Cutting-Edge Technology

After learning this information, 43% of survey respondents were much more positive about a career in the skilled trades.

The report also detailed misconceptions about workplace quality in the trades. 

89% of those in the skilled trades say they work with cutting-edge technology.

Large percentages of young people believe a trades career is physically demanding (81%), dangerous (73%), and dirty (62%), and only 23% believed the work included using cutting edge technology.

But “these beliefs are in contrast with the reality: 89% of those in the workforce say they work with cutting-edge technology.”

“Broadening the understanding of skills and technology needed for a skilled trades career can help address this sentiment,” the report said.

Lack of Exposure

The report traces many of the highlighted issues to a lack of exposure with those in the trades. 

“Despite skilled trade jobs being well perceived—and delivering the financial stability and job satisfaction young people seek—there is something keeping these careers from being seen as accessible,” the report notes.

Less than half (42%) of students have ever had a conversation about skilled trade careers with someone working in the field, and 37% never had a conversation with anyone about skilled trade careers.
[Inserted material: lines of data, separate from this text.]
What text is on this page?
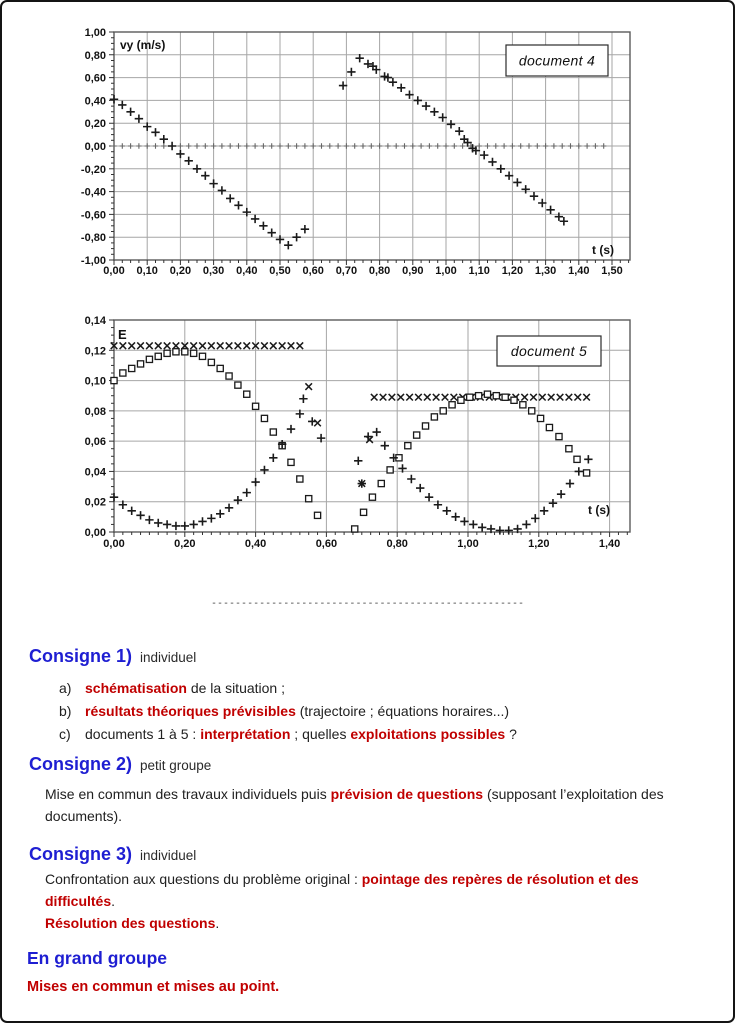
0,00 0,10 0,20 0,30 0,40 0,50 0,60 0,70 0,80 0,90 1,00 1,10 1,20 1,30 1,40 1,50
1,00
0,80
0,60
0,40
0,20
0,00
-0,20
-0,40
-0,60
-0,80
-1,00
vy (m/s)
t (s)
document 4
0,00	0,20	0,40	0,60	0,80	1,00	1,20	1,40
0,14
0,12
0,10
0,08
0,06
0,04
0,02
0,00
E
t (s)
document 5
----------------------------------------------------
Consigne 1) individuel
a) schématisation de la situation ;
b) résultats théoriques prévisibles (trajectoire ; équations horaires...)
c) documents 1 à 5 : interprétation ; quelles exploitations possibles ?
Consigne 2) petit groupe
Mise en commun des travaux individuels puis prévision de questions (supposant l’exploitation des documents).
Consigne 3) individuel
Confrontation aux questions du problème original : pointage des repères de résolution et des difficultés.
Résolution des questions.
En grand groupe
Mises en commun et mises au point.
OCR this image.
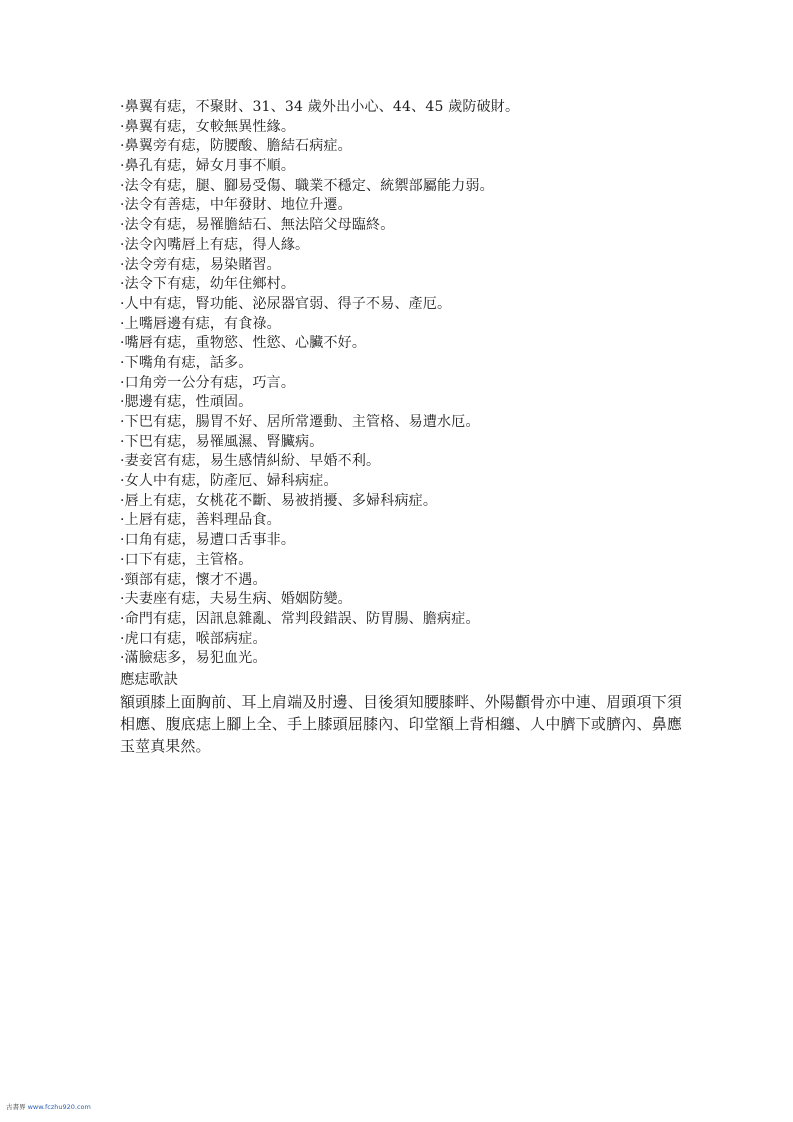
·鼻翼有痣，不聚財、31、34 歲外出小心、44、45 歲防破財。
·鼻翼有痣，女較無異性緣。
·鼻翼旁有痣，防腰酸、膽結石病症。
·鼻孔有痣，婦女月事不順。
·法令有痣，腿、腳易受傷、職業不穩定、統禦部屬能力弱。
·法令有善痣，中年發財、地位升遷。
·法令有痣，易罹膽結石、無法陪父母臨終。
·法令內嘴唇上有痣，得人緣。
·法令旁有痣，易染賭習。
·法令下有痣，幼年住鄉村。
·人中有痣，腎功能、泌尿器官弱、得子不易、產厄。
·上嘴唇邊有痣，有食祿。
·嘴唇有痣，重物慾、性慾、心臟不好。
·下嘴角有痣，話多。
·口角旁一公分有痣，巧言。
·腮邊有痣，性頑固。
·下巴有痣，腸胃不好、居所常遷動、主管格、易遭水厄。
·下巴有痣，易罹風濕、腎臟病。
·妻妾宮有痣，易生感情糾紛、早婚不利。
·女人中有痣，防產厄、婦科病症。
·唇上有痣，女桃花不斷、易被捎擾、多婦科病症。
·上唇有痣，善料理品食。
·口角有痣，易遭口舌事非。
·口下有痣，主管格。
·頸部有痣，懷才不遇。
·夫妻座有痣，夫易生病、婚姻防變。
·命門有痣，因訊息雜亂、常判段錯誤、防胃腸、膽病症。
·虎口有痣，喉部病症。
·滿臉痣多，易犯血光。
應痣歌訣
額頭膝上面胸前、耳上肩端及肘邊、目後須知腰膝畔、外陽顴骨亦中連、眉頭項下須相應、腹底痣上腳上全、手上膝頭屈膝內、印堂額上背相纏、人中臍下或臍內、鼻應玉莖真果然。
古書界 www.fczhu920.com
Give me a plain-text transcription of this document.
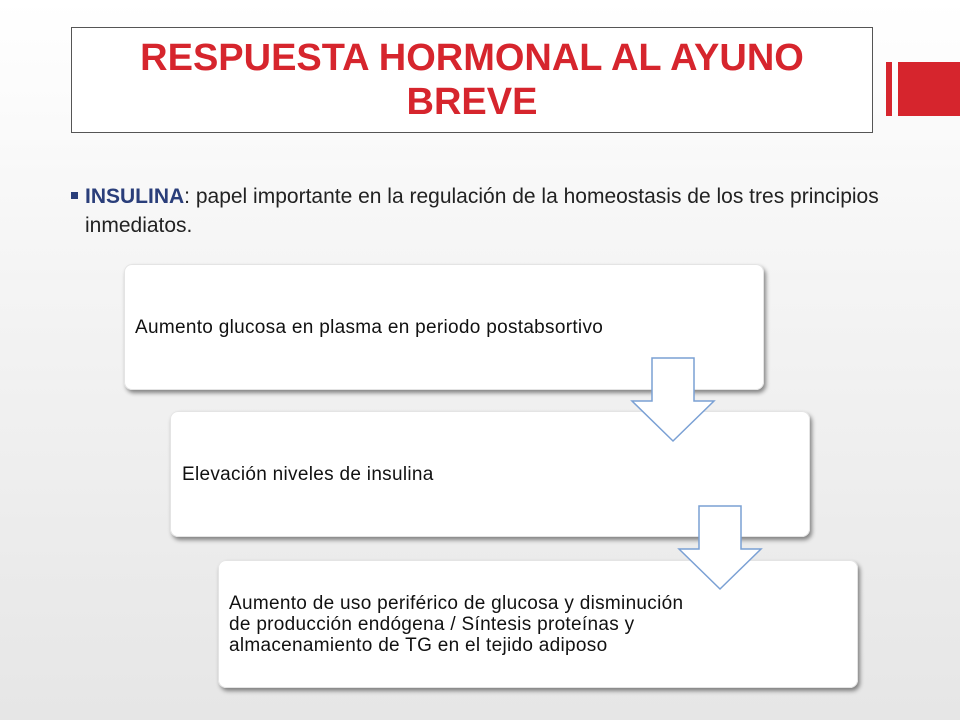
RESPUESTA HORMONAL AL AYUNO
BREVE
INSULINA: papel importante en la regulación de la homeostasis de los tres principios inmediatos.
Aumento glucosa en plasma en periodo postabsortivo
Elevación niveles de insulina
Aumento de uso periférico de glucosa y disminución de producción endógena / Síntesis proteínas y almacenamiento de TG en el tejido adiposo
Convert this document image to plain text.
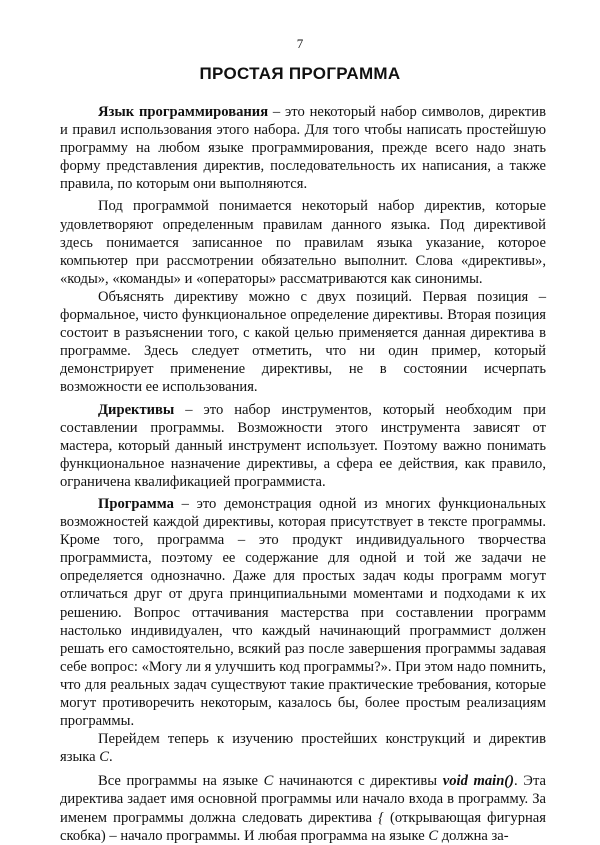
7
ПРОСТАЯ ПРОГРАММА

Язык программирования – это некоторый набор символов, директив и правил использования этого набора. Для того чтобы написать простейшую программу на любом языке программирования, прежде всего надо знать форму представления директив, последовательность их написания, а также правила, по которым они выполняются.

Под программой понимается некоторый набор директив, которые удовлетворяют определенным правилам данного языка. Под директивой здесь понимается записанное по правилам языка указание, которое компьютер при рассмотрении обязательно выполнит. Слова «директивы», «коды», «команды» и «операторы» рассматриваются как синонимы.

Объяснять директиву можно с двух позиций. Первая позиция – формальное, чисто функциональное определение директивы. Вторая позиция состоит в разъяснении того, с какой целью применяется данная директива в программе. Здесь следует отметить, что ни один пример, который демонстрирует применение директивы, не в состоянии исчерпать возможности ее использования.

Директивы – это набор инструментов, который необходим при составлении программы. Возможности этого инструмента зависят от мастера, который данный инструмент использует. Поэтому важно понимать функциональное назначение директивы, а сфера ее действия, как правило, ограничена квалификацией программиста.

Программа – это демонстрация одной из многих функциональных возможностей каждой директивы, которая присутствует в тексте программы. Кроме того, программа – это продукт индивидуального творчества программиста, поэтому ее содержание для одной и той же задачи не определяется однозначно. Даже для простых задач коды программ могут отличаться друг от друга принципиальными моментами и подходами к их решению. Вопрос оттачивания мастерства при составлении программ настолько индивидуален, что каждый начинающий программист должен решать его самостоятельно, всякий раз после завершения программы задавая себе вопрос: «Могу ли я улучшить код программы?». При этом надо помнить, что для реальных задач существуют такие практические требования, которые могут противоречить некоторым, казалось бы, более простым реализациям программы.

Перейдем теперь к изучению простейших конструкций и директив языка С.

Все программы на языке С начинаются с директивы void main(). Эта директива задает имя основной программы или начало входа в программу. За именем программы должна следовать директива { (открывающая фигурная скобка) – начало программы. И любая программа на языке С должна за-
Stanley Black & Decker’s Global Impact Challenge represents a five-year, $25 million commitment to fund vocational skills training.

This lack of communication “explains why only 29% felt very well informed about how to start a career in the trades.”

The report sees an opportunity in that just over one-third (37%) of young people are “very confident” in their career path, meaning nearly 65% of young people could be persuaded to work a career in the trades after clearing misconceptions.

Stanley Black & Decker’s Global Impact Challenge represents a five-year, $25 million commitment to fund vocational skills training and reskilling programs in the construction and manufacturing sectors.